Freya Darbyshire

Ellipsis’ Top Films to Watch this Halloween

Last week, our deputy culture ed Freya asked the culture team what they thought were the best Halloween films. Here’s some of our favourites:

Let’s start off with some less scary films:

Halloweentown
If you were blessed with Disney Channel when you were younger, you’ll surely remember the Halloweentown films which follow the lives of three children from when their quirky grandma tells them that they are in fact witches/warlocks. Across the Disney Channel franchise, Marnie and siblings flit between the mortal realm to a world where it’s Halloween every day; these light-hearted, nostalgic tales are not a bad one to try if you don’t want to be feeling too spooked!

Keeping on the theme of cheesy films…

Hocus Pocus
You can’t forget Hocus Pocus, that good old childhood classic where the past makes a return in the form of three crazy witches when they are brought back to life to wreak havoc on Salem once again.

Freaky fantasies like Coraline and The Nightmare Before Christmas                                                   Who knew animation films could be scary? Stop motion director, Henry Selick, explores creepy parallel families in Coraline and instils fear into the villagers of Christmastown in The Nightmare Before Christmas, a film perfect for autumn and winter alike.

Horror films you watch as a teenager:

The Woman in Black
If you haven’t watched The Woman in Black about three hundred times in high school or at sleepovers then you need to watch it again. Typical freaky house horror featuring rocking chairs that come to life, faces in windows and this weird swamp which people come out of.

The Boy
If you think looking after a doll for your job is strange, wait until it comes alive…

Heathers
Just like Mean Girls but with murder, the 80s film featuring Winona Ryder as Veronica Sawyer, and Christian Slater as Jason Dean crosses romance with dark comedy and includes the best one-liners, perfect to get you in the Halloween spirit.

60s, 70s, 80s:

The Rocky Horror Picture Show
This wacky film adaptation of the 1973 rock musical is a must see for its fun singing and dancing sequences, most famous for Time Warp, and Tim Curry’s notable portrayal of Dr. Frank N. Furter

The Shining
A slow and suspenseful film, The Shining follows the unravelling of Jack Torrance’s mind as he becomes possessed in the secluded setting of ‘Overlook Hotel’. Whilst slasher films are known for their violent murders, this film is more psychological in its exploration of dark themes and use of vivid imagery.

Halloween
Go right back to the start of the franchise with the original story released in 1978, with its (now) old school spooky effects and music, which accompany the story of an escaped killer who is on the loose…

Beetlejuice
Another from Tim Burton, Beetlejuice is centred around a funny and almost likeable ghost who helps a couple try to scare people out of their former house. The film incorporates spooky visuals, disturbing characters and the chilling theme of haunted houses into a fun and humorous tale.

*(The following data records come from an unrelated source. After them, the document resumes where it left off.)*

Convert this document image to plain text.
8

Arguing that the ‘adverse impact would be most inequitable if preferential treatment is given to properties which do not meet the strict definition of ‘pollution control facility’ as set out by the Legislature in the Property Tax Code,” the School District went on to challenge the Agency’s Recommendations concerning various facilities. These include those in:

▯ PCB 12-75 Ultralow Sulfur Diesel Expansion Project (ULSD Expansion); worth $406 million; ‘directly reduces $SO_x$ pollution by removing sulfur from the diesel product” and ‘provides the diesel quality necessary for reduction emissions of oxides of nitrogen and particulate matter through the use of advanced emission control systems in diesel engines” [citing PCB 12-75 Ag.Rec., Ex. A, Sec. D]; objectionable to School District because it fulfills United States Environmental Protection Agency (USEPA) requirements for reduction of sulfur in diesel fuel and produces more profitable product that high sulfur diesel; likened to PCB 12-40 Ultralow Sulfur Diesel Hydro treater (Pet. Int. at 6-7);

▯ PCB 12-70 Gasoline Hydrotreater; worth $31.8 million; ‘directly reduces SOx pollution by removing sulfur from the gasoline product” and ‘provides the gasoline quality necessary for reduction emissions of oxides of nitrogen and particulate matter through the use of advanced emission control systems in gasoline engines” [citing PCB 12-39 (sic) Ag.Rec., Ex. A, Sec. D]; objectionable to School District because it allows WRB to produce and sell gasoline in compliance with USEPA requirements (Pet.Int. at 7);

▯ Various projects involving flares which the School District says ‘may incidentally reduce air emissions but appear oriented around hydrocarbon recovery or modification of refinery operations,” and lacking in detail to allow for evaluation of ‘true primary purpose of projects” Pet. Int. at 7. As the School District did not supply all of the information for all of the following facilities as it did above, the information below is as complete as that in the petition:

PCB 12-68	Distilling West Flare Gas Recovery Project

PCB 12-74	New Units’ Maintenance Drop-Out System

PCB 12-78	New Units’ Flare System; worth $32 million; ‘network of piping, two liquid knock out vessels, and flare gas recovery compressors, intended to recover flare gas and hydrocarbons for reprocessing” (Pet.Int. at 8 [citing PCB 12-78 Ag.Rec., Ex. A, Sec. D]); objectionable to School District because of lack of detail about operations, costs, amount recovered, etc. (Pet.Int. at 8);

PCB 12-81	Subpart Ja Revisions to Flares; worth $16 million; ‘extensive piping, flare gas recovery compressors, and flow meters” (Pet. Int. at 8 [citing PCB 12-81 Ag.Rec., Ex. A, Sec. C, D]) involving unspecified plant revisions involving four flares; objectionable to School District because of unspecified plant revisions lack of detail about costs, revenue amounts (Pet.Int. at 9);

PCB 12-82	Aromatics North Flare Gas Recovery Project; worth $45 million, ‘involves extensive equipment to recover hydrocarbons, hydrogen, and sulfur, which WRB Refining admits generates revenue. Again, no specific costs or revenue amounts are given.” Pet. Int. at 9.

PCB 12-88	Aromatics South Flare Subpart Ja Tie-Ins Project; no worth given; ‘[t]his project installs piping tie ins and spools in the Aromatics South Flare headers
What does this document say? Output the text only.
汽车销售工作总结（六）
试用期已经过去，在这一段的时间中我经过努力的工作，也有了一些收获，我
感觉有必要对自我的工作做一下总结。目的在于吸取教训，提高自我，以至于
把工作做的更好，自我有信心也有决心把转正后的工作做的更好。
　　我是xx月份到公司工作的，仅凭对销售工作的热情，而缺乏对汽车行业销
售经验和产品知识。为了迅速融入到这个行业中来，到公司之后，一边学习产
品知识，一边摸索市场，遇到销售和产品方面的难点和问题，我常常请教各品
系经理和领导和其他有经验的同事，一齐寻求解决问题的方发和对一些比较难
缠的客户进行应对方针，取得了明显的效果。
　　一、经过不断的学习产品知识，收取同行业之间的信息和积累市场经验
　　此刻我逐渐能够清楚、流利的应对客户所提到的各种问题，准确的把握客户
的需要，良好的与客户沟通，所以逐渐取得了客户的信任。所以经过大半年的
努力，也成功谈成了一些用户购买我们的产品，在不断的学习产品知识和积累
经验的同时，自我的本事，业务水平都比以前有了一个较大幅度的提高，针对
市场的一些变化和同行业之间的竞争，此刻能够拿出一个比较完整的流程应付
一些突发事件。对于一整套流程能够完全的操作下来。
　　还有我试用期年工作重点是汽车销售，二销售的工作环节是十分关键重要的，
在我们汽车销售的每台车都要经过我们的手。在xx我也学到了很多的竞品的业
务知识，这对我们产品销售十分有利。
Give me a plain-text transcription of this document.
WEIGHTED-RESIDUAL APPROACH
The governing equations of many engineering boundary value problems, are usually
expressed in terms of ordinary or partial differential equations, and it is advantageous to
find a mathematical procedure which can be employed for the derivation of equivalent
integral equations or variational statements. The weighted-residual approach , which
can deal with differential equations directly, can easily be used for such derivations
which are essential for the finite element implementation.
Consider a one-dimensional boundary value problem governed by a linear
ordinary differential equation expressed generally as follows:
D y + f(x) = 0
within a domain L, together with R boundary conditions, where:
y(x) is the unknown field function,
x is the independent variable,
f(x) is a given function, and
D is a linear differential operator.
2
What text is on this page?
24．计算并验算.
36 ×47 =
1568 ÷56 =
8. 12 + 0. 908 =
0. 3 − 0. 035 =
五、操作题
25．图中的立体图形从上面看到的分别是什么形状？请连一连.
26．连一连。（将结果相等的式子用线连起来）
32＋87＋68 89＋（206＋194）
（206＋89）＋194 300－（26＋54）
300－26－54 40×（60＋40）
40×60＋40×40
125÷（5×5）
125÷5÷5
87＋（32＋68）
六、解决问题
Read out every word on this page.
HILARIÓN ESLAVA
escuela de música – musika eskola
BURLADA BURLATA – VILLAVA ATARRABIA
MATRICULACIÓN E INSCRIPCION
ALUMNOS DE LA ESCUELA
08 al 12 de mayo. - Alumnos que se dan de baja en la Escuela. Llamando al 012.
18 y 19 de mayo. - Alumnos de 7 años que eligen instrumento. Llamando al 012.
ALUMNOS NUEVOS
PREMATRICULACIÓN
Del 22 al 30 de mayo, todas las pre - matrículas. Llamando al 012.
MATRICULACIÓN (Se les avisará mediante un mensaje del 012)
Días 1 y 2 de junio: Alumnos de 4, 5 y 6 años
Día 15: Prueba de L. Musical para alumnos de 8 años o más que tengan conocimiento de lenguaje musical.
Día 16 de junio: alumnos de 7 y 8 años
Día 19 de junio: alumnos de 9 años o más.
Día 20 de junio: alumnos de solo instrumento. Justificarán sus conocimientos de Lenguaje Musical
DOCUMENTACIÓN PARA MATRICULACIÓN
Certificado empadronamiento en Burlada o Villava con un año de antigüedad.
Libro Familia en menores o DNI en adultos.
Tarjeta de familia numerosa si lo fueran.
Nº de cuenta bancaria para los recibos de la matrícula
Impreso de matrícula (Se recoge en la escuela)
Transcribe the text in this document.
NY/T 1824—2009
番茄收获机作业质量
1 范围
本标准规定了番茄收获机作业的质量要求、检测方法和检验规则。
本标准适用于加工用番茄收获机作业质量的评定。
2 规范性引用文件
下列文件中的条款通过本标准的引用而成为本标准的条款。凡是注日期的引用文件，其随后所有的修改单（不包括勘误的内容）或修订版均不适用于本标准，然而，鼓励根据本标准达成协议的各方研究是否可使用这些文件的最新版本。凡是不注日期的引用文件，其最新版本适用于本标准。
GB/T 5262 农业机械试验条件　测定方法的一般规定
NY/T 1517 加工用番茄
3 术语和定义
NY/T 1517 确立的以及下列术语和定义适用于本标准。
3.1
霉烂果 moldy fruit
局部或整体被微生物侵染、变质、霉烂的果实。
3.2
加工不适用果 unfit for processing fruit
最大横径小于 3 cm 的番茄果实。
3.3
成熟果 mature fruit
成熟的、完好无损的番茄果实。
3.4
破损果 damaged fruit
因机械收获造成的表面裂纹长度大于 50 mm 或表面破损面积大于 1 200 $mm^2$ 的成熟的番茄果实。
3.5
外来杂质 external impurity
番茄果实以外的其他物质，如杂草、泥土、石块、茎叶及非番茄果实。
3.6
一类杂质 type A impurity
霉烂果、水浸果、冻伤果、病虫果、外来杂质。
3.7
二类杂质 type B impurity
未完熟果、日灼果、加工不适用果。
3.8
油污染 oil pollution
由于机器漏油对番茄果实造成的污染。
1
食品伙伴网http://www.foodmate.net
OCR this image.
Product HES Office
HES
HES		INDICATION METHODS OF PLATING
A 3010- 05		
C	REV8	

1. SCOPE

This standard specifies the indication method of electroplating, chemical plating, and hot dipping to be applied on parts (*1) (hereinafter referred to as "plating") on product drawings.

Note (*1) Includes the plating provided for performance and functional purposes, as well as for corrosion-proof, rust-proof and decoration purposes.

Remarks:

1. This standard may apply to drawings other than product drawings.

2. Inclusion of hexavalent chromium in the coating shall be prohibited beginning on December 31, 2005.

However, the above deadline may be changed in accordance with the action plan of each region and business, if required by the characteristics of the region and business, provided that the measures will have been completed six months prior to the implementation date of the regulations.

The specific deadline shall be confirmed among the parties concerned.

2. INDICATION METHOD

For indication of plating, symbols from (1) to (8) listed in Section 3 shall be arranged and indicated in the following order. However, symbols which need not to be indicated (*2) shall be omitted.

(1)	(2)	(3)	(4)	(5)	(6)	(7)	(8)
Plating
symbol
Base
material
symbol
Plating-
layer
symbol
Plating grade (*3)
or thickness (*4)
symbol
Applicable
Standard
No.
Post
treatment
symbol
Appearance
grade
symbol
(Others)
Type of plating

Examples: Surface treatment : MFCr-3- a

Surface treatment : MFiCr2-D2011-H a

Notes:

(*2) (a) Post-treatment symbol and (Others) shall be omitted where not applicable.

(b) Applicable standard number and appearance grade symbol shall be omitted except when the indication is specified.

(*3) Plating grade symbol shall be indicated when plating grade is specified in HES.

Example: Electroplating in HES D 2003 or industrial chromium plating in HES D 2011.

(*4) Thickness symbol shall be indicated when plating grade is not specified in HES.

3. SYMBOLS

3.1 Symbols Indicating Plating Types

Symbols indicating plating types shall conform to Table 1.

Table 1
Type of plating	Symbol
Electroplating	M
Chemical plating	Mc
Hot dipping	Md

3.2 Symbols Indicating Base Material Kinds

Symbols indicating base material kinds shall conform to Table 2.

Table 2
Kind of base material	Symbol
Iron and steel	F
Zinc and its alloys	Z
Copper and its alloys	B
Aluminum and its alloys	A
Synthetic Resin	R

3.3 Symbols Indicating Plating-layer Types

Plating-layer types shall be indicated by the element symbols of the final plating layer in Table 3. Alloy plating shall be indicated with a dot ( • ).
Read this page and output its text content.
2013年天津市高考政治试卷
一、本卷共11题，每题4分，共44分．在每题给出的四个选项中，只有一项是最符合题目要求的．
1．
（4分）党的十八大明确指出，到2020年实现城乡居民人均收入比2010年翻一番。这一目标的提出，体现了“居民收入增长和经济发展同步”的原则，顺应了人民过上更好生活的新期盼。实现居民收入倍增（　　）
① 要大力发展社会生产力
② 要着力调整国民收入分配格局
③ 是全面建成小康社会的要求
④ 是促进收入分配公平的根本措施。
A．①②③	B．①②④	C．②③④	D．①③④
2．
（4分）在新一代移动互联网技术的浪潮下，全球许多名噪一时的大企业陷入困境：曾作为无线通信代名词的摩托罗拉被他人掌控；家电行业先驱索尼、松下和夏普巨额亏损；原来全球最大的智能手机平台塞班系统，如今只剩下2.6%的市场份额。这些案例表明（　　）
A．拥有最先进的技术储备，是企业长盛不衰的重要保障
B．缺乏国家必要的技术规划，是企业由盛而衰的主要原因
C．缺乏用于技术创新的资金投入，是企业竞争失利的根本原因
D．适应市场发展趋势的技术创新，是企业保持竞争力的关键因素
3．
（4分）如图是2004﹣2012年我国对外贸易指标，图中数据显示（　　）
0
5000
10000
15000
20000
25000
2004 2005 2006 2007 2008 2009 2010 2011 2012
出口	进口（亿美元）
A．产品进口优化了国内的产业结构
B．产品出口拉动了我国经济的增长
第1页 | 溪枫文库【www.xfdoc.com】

Rosemary’s Baby and Alien                                                                                                                            Our writer, Georgia Berry, shares that these two particular films ‘are often dubbed as pinnacles of the horror genre and rightly so. Both unsettling, atmospheric, and oddly isolated, they explore the horror of two strikingly different concepts – fear of the unknown; of what roams in outer space, and fear of that which lives right beside (or next door to) us.’

A personal favourite of mine, Alien is arguably the best in the franchise with Sigourney Weaver as the excellent protagonist Ripley. None other than Alt J would base a song, The Gospel of John Hurt, on the famous scene when an alien bursts out of space crew member Kane (John Hurt)’s chest.

Vampires and Werewolves
This list wouldn’t be complete without mentioning films centred around archetypal supernatural figures. If you like these kind of films, why not watch the 80s teen film, The Lost Boys, which is set in a vampire infested town, and An American Werewolf in London where an American is bit by a werewolf and consequently has to battle against the demon that he is turning into.

Train to Busan
Ok, this film is slightly off the rails, taking The Walking Dead to another level with its shocking zombie characters who violently take over a train and attack its passengers as it heads for safety to Busan. If you don’t want your 16-25 Railcard anymore after seeing this film I don’t blame you…

Even if its not directly Halloween related, there are so many horror films perfect to watch this Halloween!